The scientific firmament
Nov 23, 2011
Bishop Hill

An amusing exchange of views between Bob Ward and Phil Jones on statistics:

Dear Phil,

I was wondering whether you have seen the article by David Whitehouse in the latest edition of 'New Statesman'? [3]http://www.newstatesman.com/200712190004

It would be great if somebody could respond to the article. I would be happy to do so if somebody can supply me with the ammunition. Any thoughts?

Best wishes,

Bob

Bob Ward

Jones responds swiftly:

 From: Phil Jones
Sent: 20 December 2007 13:58
To: Bob Ward
Subject: Re: More nonsense on climate change

Bob,
Quickly re-reading this it sounds as though I'm getting at you. I'm not - just at the idiots who continue to spout this nonsense. It isn't an issue with climatologists. All understand. If I tried to publish this I would be told by my peers it was obvious and banal. I will try and hide it in a paper at some point. I could put it on the CRU web site. I'll see how I feel after the Christmas Pud.

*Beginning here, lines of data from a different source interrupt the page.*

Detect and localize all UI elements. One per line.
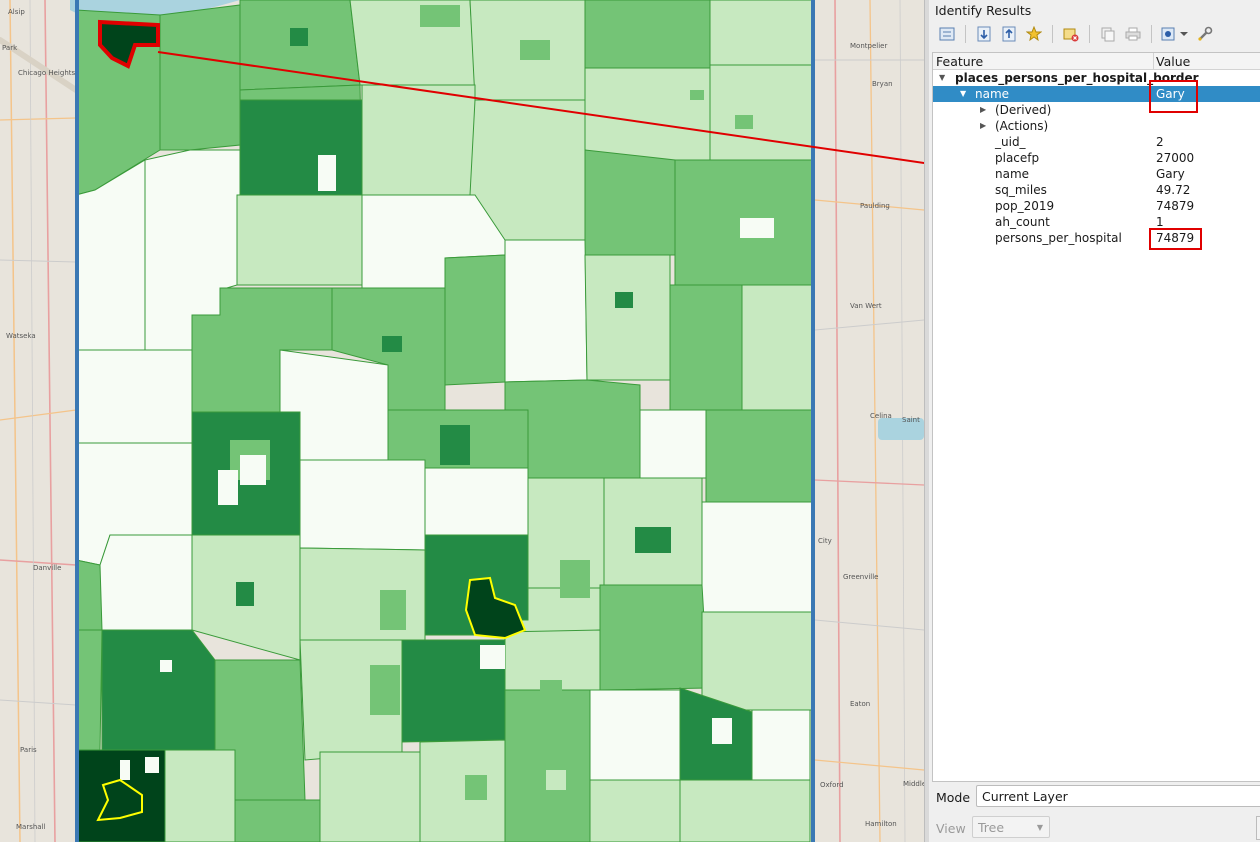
attribute-name: name — [995, 167, 1030, 181]
city-label: Chicago Heights — [18, 69, 76, 77]
city-label: Danville — [33, 564, 62, 572]
collapse-tree-icon — [1002, 26, 1016, 42]
attribute-row[interactable]: pop_2019 74879 — [933, 198, 1260, 214]
copy-feature-button[interactable] — [1098, 24, 1118, 44]
attribute-value: 2 — [1156, 135, 1164, 149]
attribute-row[interactable]: name Gary — [933, 166, 1260, 182]
attribute-name: placefp — [995, 151, 1040, 165]
city-label: Middle — [903, 780, 924, 788]
attribute-value: 27000 — [1156, 151, 1195, 165]
print-icon — [1125, 27, 1141, 41]
attribute-row[interactable]: ah_count 1 — [933, 214, 1260, 230]
derived-label: (Derived) — [995, 103, 1052, 117]
derived-group-row[interactable]: ▶ (Derived) — [933, 102, 1260, 118]
city-label: Alsip — [8, 8, 25, 16]
help-button[interactable] — [1256, 816, 1260, 840]
form-view-button[interactable] — [937, 24, 957, 44]
identify-settings-icon — [1161, 27, 1188, 41]
toolbar-separator — [1052, 25, 1053, 43]
attribute-name: sq_miles — [995, 183, 1047, 197]
panel-title: Identify Results — [935, 3, 1032, 18]
wrench-icon — [1198, 26, 1213, 41]
map-canvas[interactable]: Alsip Park Chicago Heights Watseka Danvi… — [0, 0, 924, 842]
view-select-value: Tree — [978, 820, 1005, 835]
city-label: Hamilton — [865, 820, 897, 828]
city-label: Oxford — [820, 781, 844, 789]
mode-select[interactable]: Current Layer — [976, 785, 1260, 807]
attribute-value: Gary — [1156, 167, 1185, 181]
results-tree[interactable]: Feature Value ▼ places_persons_per_hospi… — [932, 52, 1260, 782]
identify-tool-settings-button[interactable] — [1195, 24, 1215, 44]
feature-row-selected[interactable]: ▼ name Gary — [933, 86, 1260, 102]
city-label: Marshall — [16, 823, 46, 831]
identify-results-panel: Identify Results Feature Value ▼ places_… — [929, 0, 1260, 842]
toolbar-separator — [965, 25, 966, 43]
attribute-row[interactable]: persons_per_hospital 74879 — [933, 230, 1260, 246]
city-label: Paulding — [860, 202, 890, 210]
copy-icon — [1101, 27, 1115, 42]
attribute-row[interactable]: _uid_ 2 — [933, 134, 1260, 150]
column-divider[interactable] — [1153, 53, 1154, 69]
form-view-icon — [939, 27, 955, 41]
attribute-name: _uid_ — [995, 135, 1026, 149]
attribute-value: 49.72 — [1156, 183, 1191, 197]
identify-mode-menu-button[interactable] — [1160, 24, 1190, 44]
city-label: Paris — [20, 746, 37, 754]
city-label: Bryan — [872, 80, 893, 88]
collapse-arrow-icon[interactable]: ▼ — [939, 70, 945, 86]
value-column-header[interactable]: Value — [1156, 54, 1190, 69]
expand-all-button[interactable] — [974, 24, 994, 44]
toolbar-separator — [1089, 25, 1090, 43]
expand-arrow-icon[interactable]: ▶ — [980, 102, 986, 118]
clear-results-button[interactable] — [1061, 24, 1081, 44]
attribute-value: 74879 — [1156, 199, 1195, 213]
attribute-name: ah_count — [995, 215, 1050, 229]
city-label: Park — [2, 44, 18, 52]
attribute-name: pop_2019 — [995, 199, 1055, 213]
persons-value-highlight — [1149, 228, 1202, 250]
expand-tree-icon — [977, 26, 991, 42]
feature-column-header[interactable]: Feature — [936, 54, 983, 69]
county-choropleth — [75, 0, 815, 842]
city-label: Eaton — [850, 700, 871, 708]
view-select[interactable]: Tree ▼ — [972, 816, 1050, 838]
toolbar-separator — [1151, 25, 1152, 43]
clear-results-icon — [1063, 28, 1079, 42]
tree-header: Feature Value — [933, 53, 1260, 70]
city-label: Watseka — [6, 332, 36, 340]
city-label: Van Wert — [850, 302, 882, 310]
expand-arrow-icon[interactable]: ▶ — [980, 118, 986, 134]
actions-label: (Actions) — [995, 119, 1049, 133]
name-value-highlight — [1149, 80, 1198, 113]
print-button[interactable] — [1123, 24, 1143, 44]
collapse-all-button[interactable] — [999, 24, 1019, 44]
attribute-row[interactable]: sq_miles 49.72 — [933, 182, 1260, 198]
chevron-down-icon: ▼ — [1036, 823, 1043, 832]
attribute-name: persons_per_hospital — [995, 231, 1122, 245]
city-label: Greenville — [843, 573, 879, 581]
map-layers — [0, 0, 924, 842]
actions-group-row[interactable]: ▶ (Actions) — [933, 118, 1260, 134]
identify-toolbar — [937, 22, 1215, 46]
city-label: Saint — [902, 416, 920, 424]
city-label: Celina — [870, 412, 892, 420]
star-expand-icon — [1026, 26, 1042, 42]
city-label: City — [818, 537, 832, 545]
feature-field: name — [975, 87, 1010, 101]
attribute-row[interactable]: placefp 27000 — [933, 150, 1260, 166]
layer-row[interactable]: ▼ places_persons_per_hospital_border — [933, 70, 1260, 86]
view-label: View — [936, 821, 966, 836]
collapse-arrow-icon[interactable]: ▼ — [960, 86, 966, 102]
expand-new-results-button[interactable] — [1024, 24, 1044, 44]
mode-label: Mode — [936, 790, 971, 805]
city-label: Montpelier — [850, 42, 888, 50]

 I would have thought that this writer would have know better! I keep on seeing people saying this same stupid thing. I'm not adept enough (totally inept) with excel to do this now as no-one who knows how to is here.

 What you have to do is to take the numbers in column C (the years) and then those in D (the anomalies for each year), plot them and then work out the linear trend. The slope is upwards. I had someone do this in early 2006, and the trend was upwards then. It will be now. Trend won't be statistically significant, but the trend is up.

 This is a linear trend - least squares. This is how statisticians work out trends. They don't just look at the series. The simpler way is to just look at the data. The warmest year is 1998 with 0.526. All years since 2001 have been above 0.4. The only year before 2001 that was above this level was 1998. So 2cnd to 8th warmest years are 2001-2007

 The reason 1998 was the warmest year was that it resulted from the largest El Nino event of the 20th century in 1997/8. We've not had anything resembling a major El Nino event since - they have all been minor.


Using regression, it is possible to take the El Nino event into account (with a regression based on the Southern Oscillation Index). This accounts for about 0.15 deg C of 1998's warmth. Without that 1998 would have been at about 0.38.

 There is a lot of variability from year-to-year in global temperatures - even more in ones like CET. No-one should expect each year to be warmer than the previous. The 2000s will be warmer than the 1990s though. This is another way of pointing out what's wrong with their poor argument. The last comment about CET is wrong. 2007 will be among the top 10 warmest CET years - it will likely be 2cnd or 3rd.

Cheers

 Phil

Ward is impressed:

Dear Phil,

Thanks for responding so comprehensively. I have plotted the data before, and as you observe, the trend is up but the result isn't statistically significant, which I think makes it open to attack. I think the problem is that NOAA made the following statement in its report on the 2006 data:

"However, uncertainties in the global calculations due largely to gaps in data coverage make 2006 statistically indistinguishable from 2005 and several other recent warm years as shown by the error bars on the [1]global time series."


I'm not sure how to argue against this point - it appears to imply that there is no statistically significant trend in the global temperature record over the past few years.